Running corporations with a controlling mindset used to fly because employees had no viable alternatives elsewhere in the job market. Small firms didn't really have as much impact on the world as they are able to now. Small firms weren't stable and they didn't provide opportunities to learn and have that learning be viewed as legitimate by other companies. It was difficult to access networks of people, resources, or customers unless you were a big firm. As you can see, even just a few decades ago, smaller firms provided much less value to employees than they now can.
That dissonance - that corporations often operate like autocracies in a society motivated by the pursuit freedom - is now exposed. Not working for a corporation is now a legitimate choice. It's easier to find smaller firms or start your own business. People now have the capability to tap into global networks of ideas and support which gives them a safety net to lean on if things go badly. People can now move (literally) across the world more freely. Potential employees are no longer stuck. That's why people with a lot of talent (and even people that aren't blessed with a lot of pedigree) are doing something different - they don't really have to work for corporations anymore.

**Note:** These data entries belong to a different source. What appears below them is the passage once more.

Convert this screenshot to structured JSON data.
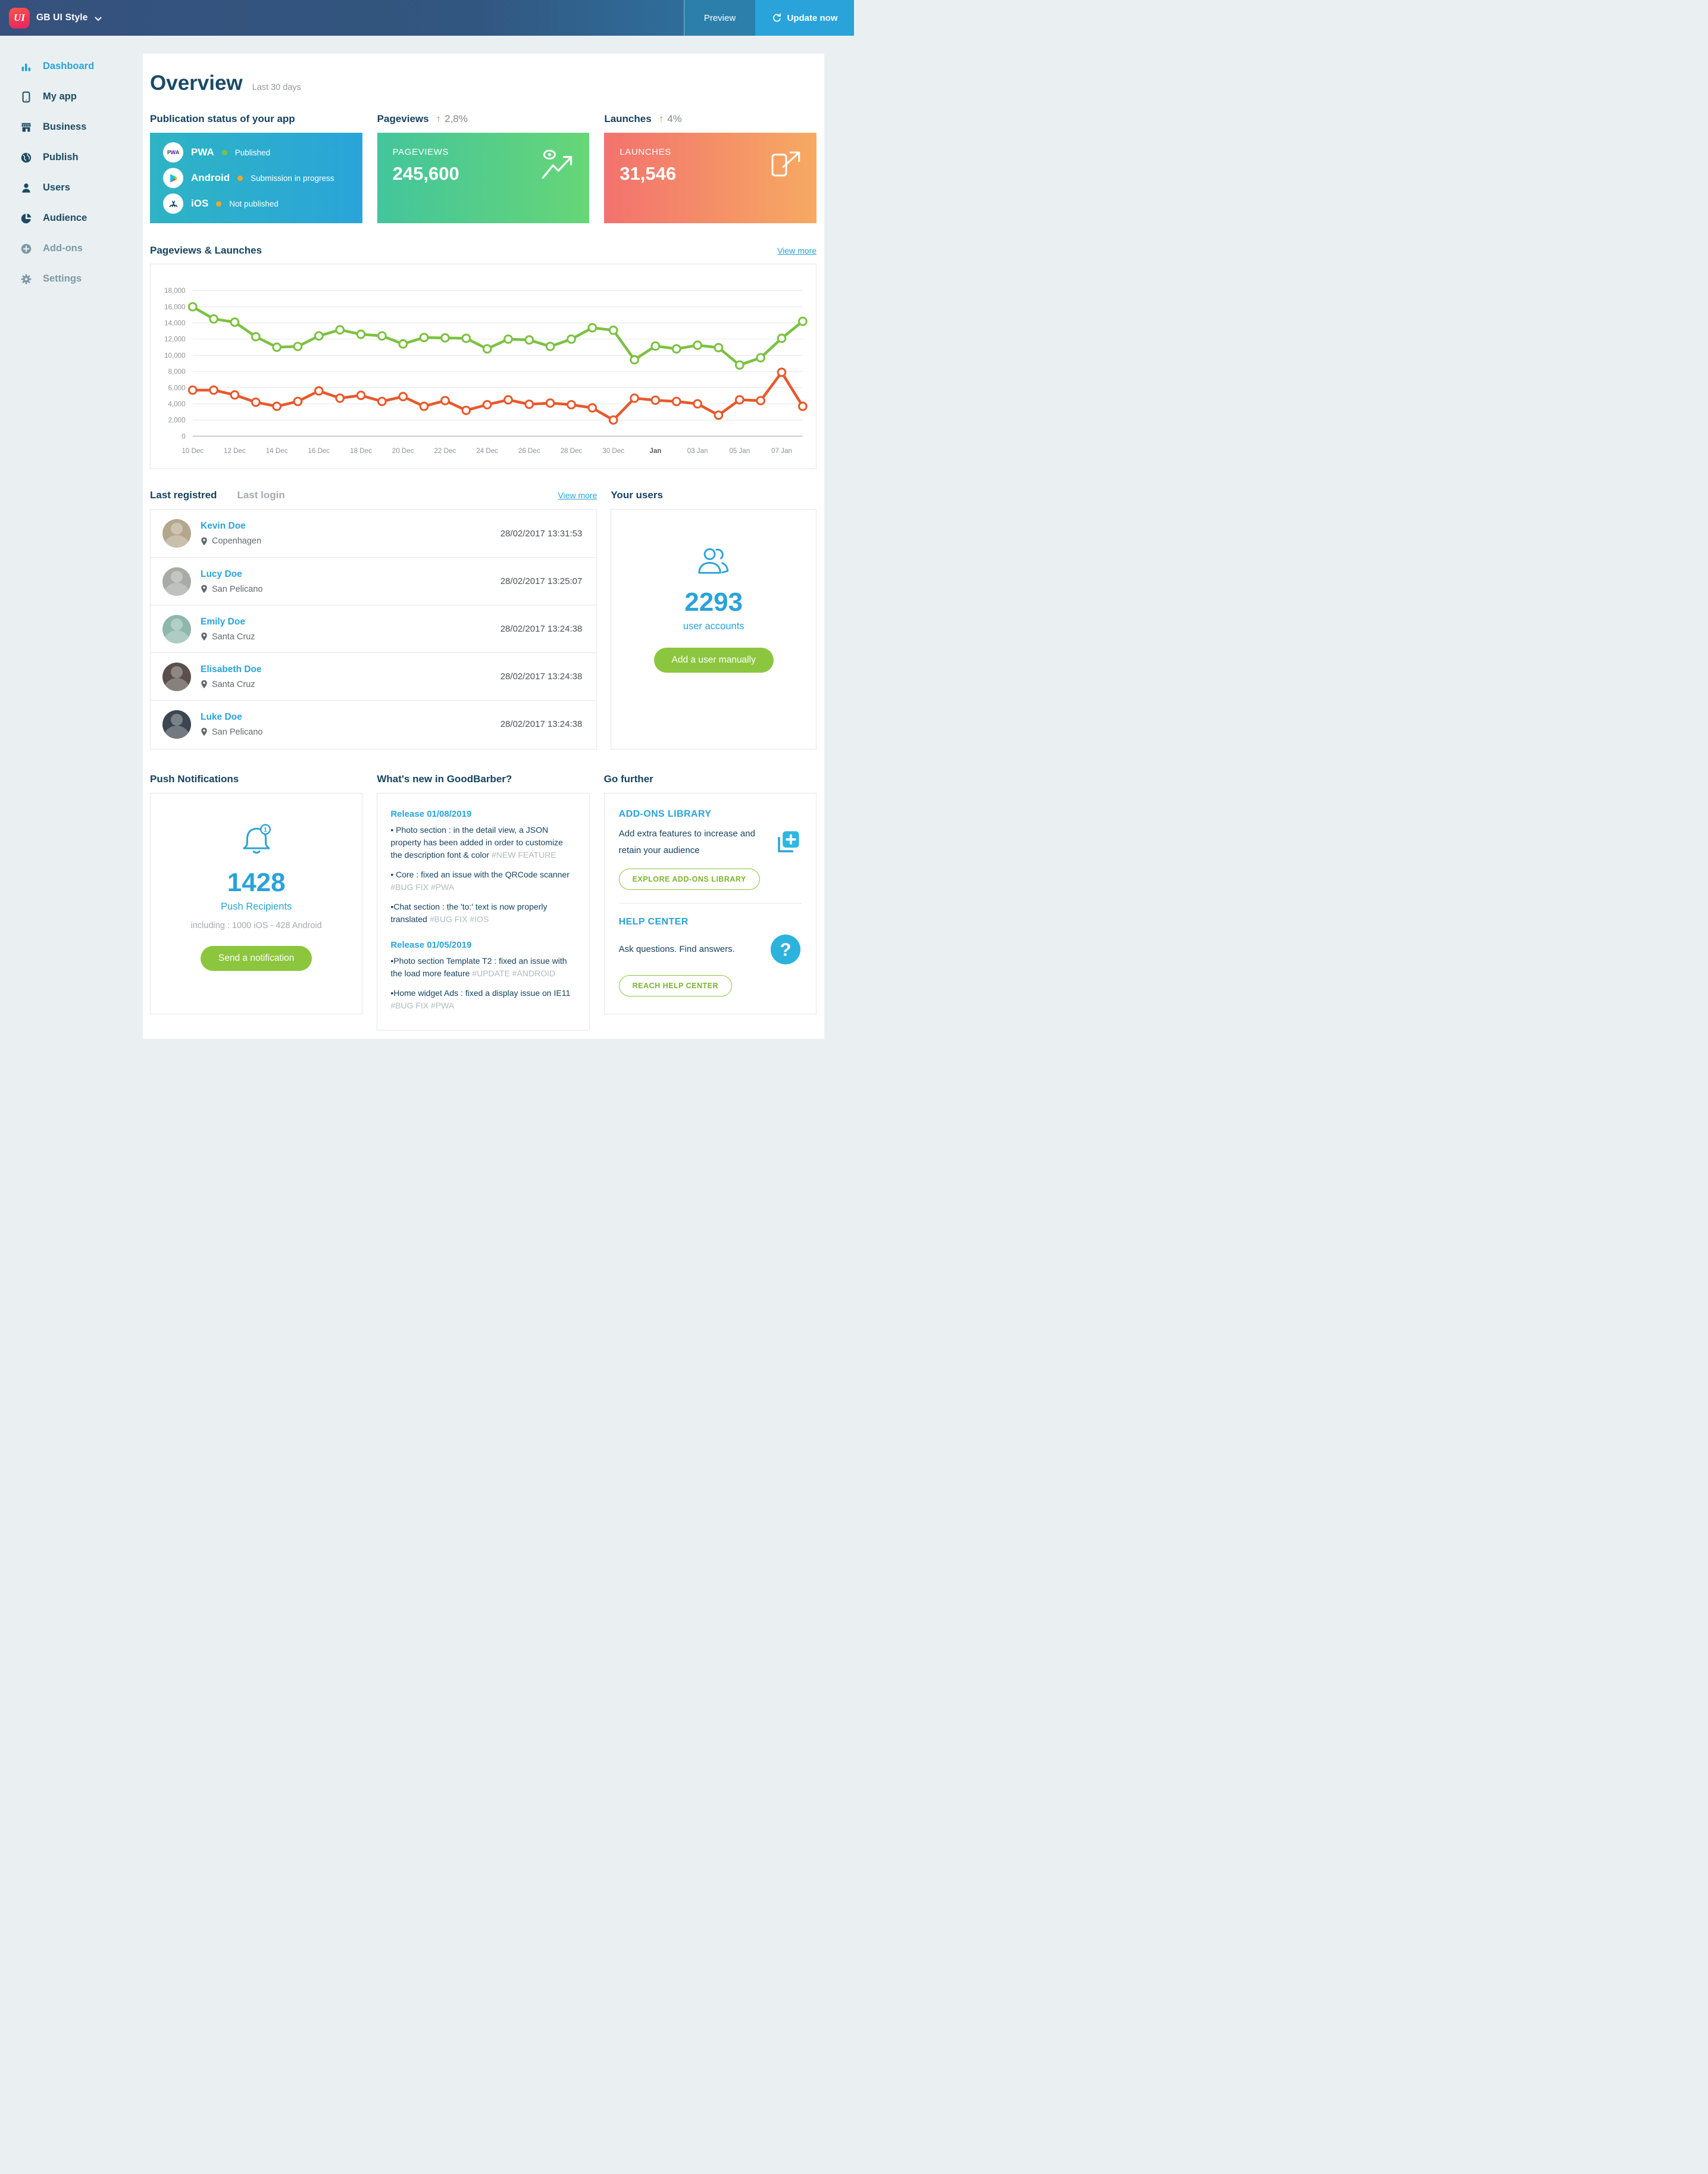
{
  "header": {
    "logo_text": "UI",
    "app_name": "GB UI Style",
    "preview_label": "Preview",
    "update_label": "Update now"
  },
  "sidebar": {
    "items": [
      {
        "label": "Dashboard",
        "icon": "bar-chart",
        "state": "active"
      },
      {
        "label": "My app",
        "icon": "phone",
        "state": "normal"
      },
      {
        "label": "Business",
        "icon": "store",
        "state": "normal"
      },
      {
        "label": "Publish",
        "icon": "globe",
        "state": "normal"
      },
      {
        "label": "Users",
        "icon": "person",
        "state": "normal"
      },
      {
        "label": "Audience",
        "icon": "pie",
        "state": "normal"
      },
      {
        "label": "Add-ons",
        "icon": "plus-circle",
        "state": "disabled"
      },
      {
        "label": "Settings",
        "icon": "gear",
        "state": "disabled"
      }
    ]
  },
  "overview": {
    "title": "Overview",
    "subtitle": "Last 30 days"
  },
  "publication": {
    "heading": "Publication status of your app",
    "rows": [
      {
        "platform": "PWA",
        "status": "Published",
        "dot_color": "#7ac143",
        "icon": "pwa"
      },
      {
        "platform": "Android",
        "status": "Submission in progress",
        "dot_color": "#f5a623",
        "icon": "play"
      },
      {
        "platform": "iOS",
        "status": "Not published",
        "dot_color": "#f5a623",
        "icon": "appstore"
      }
    ]
  },
  "pageviews_card": {
    "heading": "Pageviews",
    "delta": "2,8%",
    "label": "PAGEVIEWS",
    "value": "245,600"
  },
  "launches_card": {
    "heading": "Launches",
    "delta": "4%",
    "label": "LAUNCHES",
    "value": "31,546"
  },
  "chart_section": {
    "heading": "Pageviews & Launches",
    "view_more": "View more"
  },
  "chart_data": {
    "type": "line",
    "title": "Pageviews & Launches",
    "x_labels": [
      "10 Dec",
      "12 Dec",
      "14 Dec",
      "16 Dec",
      "18 Dec",
      "20 Dec",
      "22 Dec",
      "24 Dec",
      "26 Dec",
      "28 Dec",
      "30 Dec",
      "Jan",
      "03 Jan",
      "05 Jan",
      "07 Jan"
    ],
    "label_every": 2,
    "ylim": [
      0,
      18000
    ],
    "ytick_step": 2000,
    "grid": true,
    "legend": "none",
    "series": [
      {
        "name": "Pageviews",
        "color": "#7cc142",
        "values": [
          16000,
          14500,
          14100,
          12300,
          11000,
          11100,
          12400,
          13150,
          12600,
          12400,
          11400,
          12200,
          12150,
          12100,
          10800,
          12000,
          11900,
          11100,
          12000,
          13400,
          13100,
          9450,
          11150,
          10800,
          11250,
          10950,
          8800,
          9700,
          12100,
          14200
        ]
      },
      {
        "name": "Launches",
        "color": "#e8582b",
        "values": [
          5700,
          5700,
          5100,
          4200,
          3700,
          4300,
          5600,
          4700,
          5050,
          4300,
          4900,
          3700,
          4400,
          3200,
          3900,
          4500,
          3950,
          4100,
          3900,
          3500,
          2000,
          4700,
          4450,
          4300,
          4000,
          2600,
          4500,
          4400,
          7900,
          3700
        ]
      }
    ]
  },
  "users_section": {
    "tab_registered": "Last registred",
    "tab_login": "Last login",
    "view_more": "View more",
    "rows": [
      {
        "name": "Kevin Doe",
        "location": "Copenhagen",
        "time": "28/02/2017 13:31:53",
        "avatar_color": "#b5a78e"
      },
      {
        "name": "Lucy Doe",
        "location": "San Pelicano",
        "time": "28/02/2017 13:25:07",
        "avatar_color": "#a8aaa5"
      },
      {
        "name": "Emily Doe",
        "location": "Santa Cruz",
        "time": "28/02/2017 13:24:38",
        "avatar_color": "#8fb8ad"
      },
      {
        "name": "Elisabeth Doe",
        "location": "Santa Cruz",
        "time": "28/02/2017 13:24:38",
        "avatar_color": "#5a4f4b"
      },
      {
        "name": "Luke Doe",
        "location": "San Pelicano",
        "time": "28/02/2017 13:24:38",
        "avatar_color": "#3c4650"
      }
    ],
    "your_users": {
      "heading": "Your users",
      "count": "2293",
      "label": "user accounts",
      "button": "Add a user manually"
    }
  },
  "push": {
    "heading": "Push Notifications",
    "badge": "1",
    "count": "1428",
    "label": "Push Recipients",
    "including": "including : 1000 iOS - 428 Android",
    "button": "Send a notification"
  },
  "whats_new": {
    "heading": "What's new in GoodBarber?",
    "releases": [
      {
        "title": "Release 01/08/2019",
        "items": [
          {
            "text": "• Photo section : in the detail view, a JSON property has been added in order to customize the description font & color",
            "tags": "#NEW FEATURE"
          },
          {
            "text": "• Core : fixed an issue with the QRCode scanner",
            "tags": "#BUG FIX #PWA"
          },
          {
            "text": "•Chat section : the 'to:' text is now properly translated",
            "tags": "#BUG FIX #IOS"
          }
        ]
      },
      {
        "title": "Release 01/05/2019",
        "items": [
          {
            "text": "•Photo section Template T2 : fixed an issue with the load more feature",
            "tags": "#UPDATE #ANDROID"
          },
          {
            "text": "•Home widget Ads : fixed a display issue on IE11",
            "tags": "#BUG FIX #PWA"
          }
        ]
      }
    ]
  },
  "go_further": {
    "heading": "Go further",
    "addons": {
      "title": "ADD-ONS LIBRARY",
      "text": "Add extra features to increase and retain your audience",
      "button": "EXPLORE ADD-ONS LIBRARY"
    },
    "help": {
      "title": "HELP CENTER",
      "text": "Ask questions. Find answers.",
      "button": "REACH HELP CENTER"
    }
  },
  "colors": {
    "accent_blue": "#29a3d9",
    "navy": "#16425f",
    "green_button": "#8cc63e",
    "chart_green": "#7cc142",
    "chart_orange": "#e8582b",
    "status_green": "#7ac143",
    "status_orange": "#f5a623"
  }
}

The punch line The fact of the matter is that corporations that want to recruit talented people won't be able to operate as autocracies for much longer. Many corporations are already starting to change. But it's not just about tech sector or startup perks, that won't be an antidote for long because it's a superficial change. Corporations instead have to fundamentally change their assumptions about their employees - they're not robots you program, they are assets that you have to garden and groom to unleash their full potential. Corporations have to stop being autocracies.
If corporations don't shed their autocratic roots, the corporate dream will continue to fade. And then, things will really get interesting.